Review: Resilient Ministry: What Pastors Told Us About Surviving and Thriving

Resilient Ministry: What Pastors Told Us About Surviving and Thriving
Resilient Ministry: What Pastors Told Us About Surviving and Thriving by Bob Burns
My rating: 4 of 5 stars

I’ve watched pastors burn out and drop out. While it is a privilege to shepherd God’s people, it is also just plain hard and demanding work. You don’t do pastoral work, you are a pastor. In some sense, you are always on. The project of this book is to explore what is necessary for pastors to burn on, not burn out. And it is pastors in fact who developed the content of this book as part of a Lilly research project in which pastors were gathered in Summits that explored the keys to sustaining pastoral excellence. Out of these summits five key factors emerged:

1. Spiritual formation: resisting the temptation of workaholism by building rituals, maintaining accountability, growing through hardship, and practicing spiritual disciplines.

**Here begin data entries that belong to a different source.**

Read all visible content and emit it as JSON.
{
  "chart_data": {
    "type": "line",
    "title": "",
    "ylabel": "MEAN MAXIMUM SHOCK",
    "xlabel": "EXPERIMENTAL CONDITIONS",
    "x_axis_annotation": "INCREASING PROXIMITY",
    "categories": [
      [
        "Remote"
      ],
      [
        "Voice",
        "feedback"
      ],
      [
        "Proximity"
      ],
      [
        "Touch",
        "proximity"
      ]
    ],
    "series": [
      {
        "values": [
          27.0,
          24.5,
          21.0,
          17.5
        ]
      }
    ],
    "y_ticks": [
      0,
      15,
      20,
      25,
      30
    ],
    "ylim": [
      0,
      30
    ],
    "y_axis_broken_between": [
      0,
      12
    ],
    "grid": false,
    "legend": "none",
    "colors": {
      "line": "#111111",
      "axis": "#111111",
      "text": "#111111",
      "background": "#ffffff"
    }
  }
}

2. Self-care: resisting the pressures of work and fostering spiritual growth, emotional self-awareness, relational depth (particularly helpful here was identifying who can pastors share with), and intellectual and physical self-care. Self-care, the authors point out can actually be self-denial as one refuses to heed the siren calls of ministry to tend to the self in a way where you are able to bring the best to those you serve.

3. Emotional and cultural intelligence. Does one understand one’s own emotions and is one aware of the emotions others are manifesting? Likewise, they explore how we all work out of a cultural context and a growing awareness of both one’s own cultural identity and the cultural differences we encounter among those we minister is critical to ministry success in a culturally diverse world.

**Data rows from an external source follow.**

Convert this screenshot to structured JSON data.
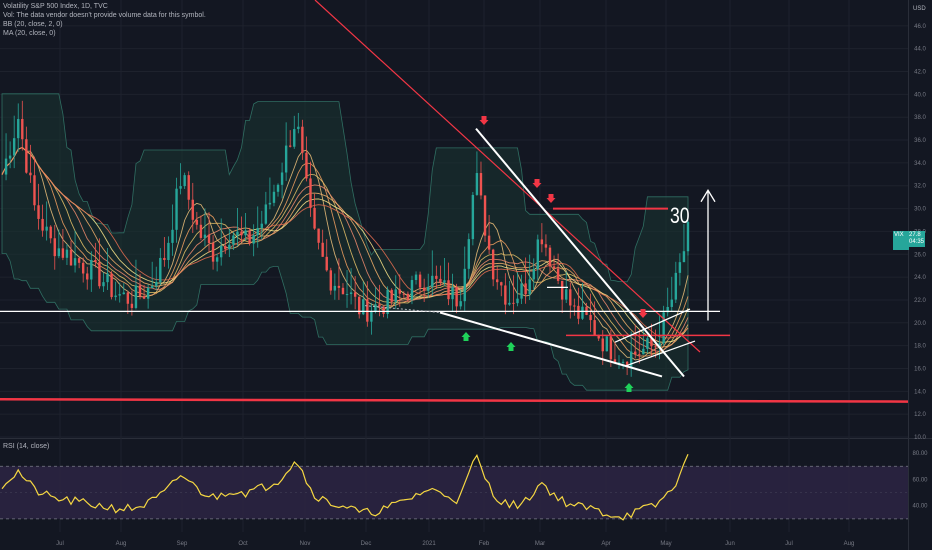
{
  "legend": {
    "title": "Volatility S&P 500 Index, 1D, TVC",
    "vol_note": "Vol: The data vendor doesn't provide volume data for this symbol.",
    "bb": "BB (20, close, 2, 0)",
    "ma": "MA (20, close, 0)",
    "rsi": "RSI (14, close)"
  },
  "axis": {
    "unit": "USD",
    "price_ticks": [
      "46.0",
      "44.0",
      "42.0",
      "40.0",
      "38.0",
      "36.0",
      "34.0",
      "32.0",
      "30.0",
      "28.0",
      "26.0",
      "24.0",
      "22.0",
      "20.0",
      "18.0",
      "16.0",
      "14.0",
      "12.0",
      "10.0"
    ],
    "rsi_ticks": [
      "80.00",
      "60.00",
      "40.00"
    ]
  },
  "current": {
    "price": "27.8",
    "secondary": "04:35",
    "label": "VIX"
  },
  "annotation_text": "30",
  "colors": {
    "background": "#131722",
    "up": "#26a69a",
    "down": "#ef5350",
    "trendline_red": "#f23645",
    "white_lines": "#ffffff",
    "rsi_line": "#f5d742",
    "rsi_band": "#2d2443",
    "band_fill": "#1a3431"
  },
  "chart_data": {
    "type": "candlestick",
    "title": "Volatility S&P 500 Index, 1D, TVC",
    "x_ticks": [
      "Jul",
      "Aug",
      "Sep",
      "Oct",
      "Nov",
      "Dec",
      "2021",
      "Feb",
      "Mar",
      "Apr",
      "May",
      "Jun",
      "Jul",
      "Aug"
    ],
    "ylim": [
      10,
      48
    ],
    "rsi_ylim": [
      20,
      90
    ],
    "horizontal_levels": [
      21,
      13.3,
      30,
      18.9
    ],
    "close_series": [
      {
        "x": "Jun",
        "close": 33
      },
      {
        "x": "Jun",
        "close": 38
      },
      {
        "x": "Jul",
        "close": 30
      },
      {
        "x": "Jul",
        "close": 27
      },
      {
        "x": "Jul",
        "close": 26
      },
      {
        "x": "Jul",
        "close": 25
      },
      {
        "x": "Aug",
        "close": 24
      },
      {
        "x": "Aug",
        "close": 22.5
      },
      {
        "x": "Aug",
        "close": 22
      },
      {
        "x": "Aug",
        "close": 23
      },
      {
        "x": "Sep",
        "close": 26
      },
      {
        "x": "Sep",
        "close": 33
      },
      {
        "x": "Sep",
        "close": 28
      },
      {
        "x": "Sep",
        "close": 26
      },
      {
        "x": "Oct",
        "close": 28
      },
      {
        "x": "Oct",
        "close": 27
      },
      {
        "x": "Oct",
        "close": 29
      },
      {
        "x": "Oct",
        "close": 33
      },
      {
        "x": "Nov",
        "close": 38
      },
      {
        "x": "Nov",
        "close": 28
      },
      {
        "x": "Nov",
        "close": 24
      },
      {
        "x": "Nov",
        "close": 23
      },
      {
        "x": "Dec",
        "close": 21
      },
      {
        "x": "Dec",
        "close": 21.5
      },
      {
        "x": "Dec",
        "close": 22
      },
      {
        "x": "Dec",
        "close": 23
      },
      {
        "x": "2021",
        "close": 24
      },
      {
        "x": "2021",
        "close": 23
      },
      {
        "x": "2021",
        "close": 22
      },
      {
        "x": "Feb",
        "close": 33
      },
      {
        "x": "Feb",
        "close": 25
      },
      {
        "x": "Feb",
        "close": 22
      },
      {
        "x": "Feb",
        "close": 23
      },
      {
        "x": "Mar",
        "close": 28
      },
      {
        "x": "Mar",
        "close": 24
      },
      {
        "x": "Mar",
        "close": 21
      },
      {
        "x": "Mar",
        "close": 20
      },
      {
        "x": "Apr",
        "close": 18
      },
      {
        "x": "Apr",
        "close": 17
      },
      {
        "x": "Apr",
        "close": 17.5
      },
      {
        "x": "May",
        "close": 18
      },
      {
        "x": "May",
        "close": 22
      },
      {
        "x": "May",
        "close": 27.8
      }
    ],
    "rsi_series": [
      56,
      66,
      52,
      46,
      44,
      42,
      40,
      38,
      38,
      42,
      50,
      64,
      52,
      46,
      52,
      50,
      54,
      60,
      76,
      50,
      42,
      40,
      34,
      36,
      40,
      46,
      52,
      50,
      44,
      78,
      50,
      40,
      42,
      58,
      46,
      40,
      38,
      34,
      32,
      36,
      40,
      52,
      76
    ]
  }
}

4. Healthy marriage and family life. Normal life stresses marriages. The ministry lifestyle means one may never feel off the clock and spouse and children get the leftovers or are often the dumping ground for pressures of ministry. Sometimes this may lead to conflicting loyalties or even abandonment of one’s family to ministry. There is the question of who ministers to the spouse. There were a number of practical recommendations in this section ranging from setting aside intentional time together and pursuing shared hobbies to annual marriage “check-ups” with a therapist.

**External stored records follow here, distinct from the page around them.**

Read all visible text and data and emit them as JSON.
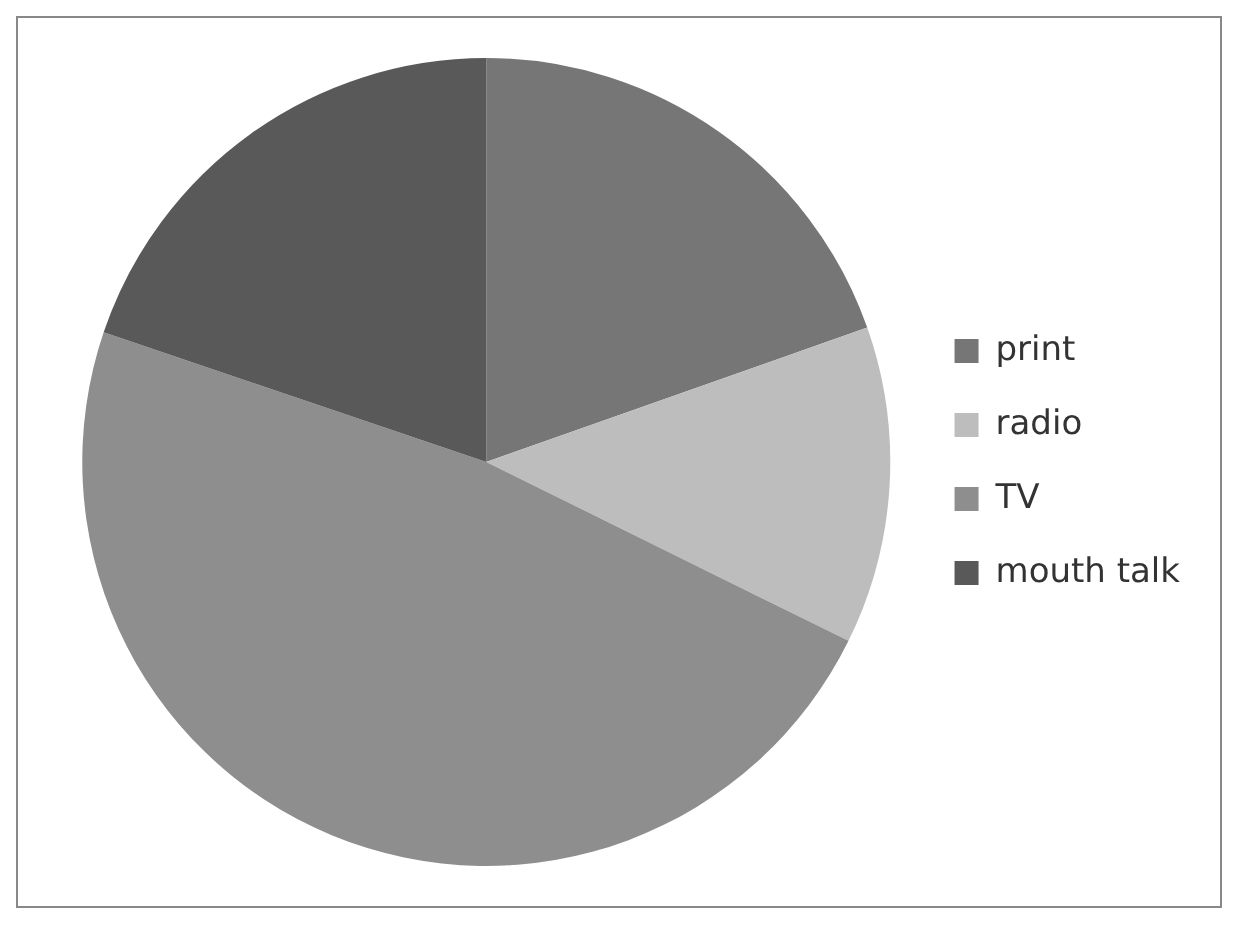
{
  "chart_data": {
    "type": "pie",
    "categories": [
      "print",
      "radio",
      "TV",
      "mouth talk"
    ],
    "values": [
      19.6,
      12.7,
      47.9,
      19.8
    ],
    "colors": [
      "#767676",
      "#bdbdbd",
      "#8e8e8e",
      "#595959"
    ],
    "legend": "right"
  }
}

5. Leadership and Management. The authors described leadership as “poetry”, that which captures the imaginations and has systems in place to channel the energies of people. Administration is “plumbing”–modeling, shepherding, managing expectations, supervising conflict, and planning.

The book concludes that it isn’t enough to have summits that recognize these themes or even to make resolves to change. Negotiating these changes with spouses and church leadership and finding continuing support from cohort participants is necessary to consolidate these insights. It seems to me that this may be the most critical insight in terms of pastoral transformation in the whole book.

The book includes appendices with various tools, the most helpful of which may be the emotions checklist, which helps one give a name to the emotions one feels (especially helpful for men). I would recommend this book as a resource to pastors, others in ministry, and to church or ministry leadership, who need to understand the stressors and key factors to pastoral success in order to support their pastors.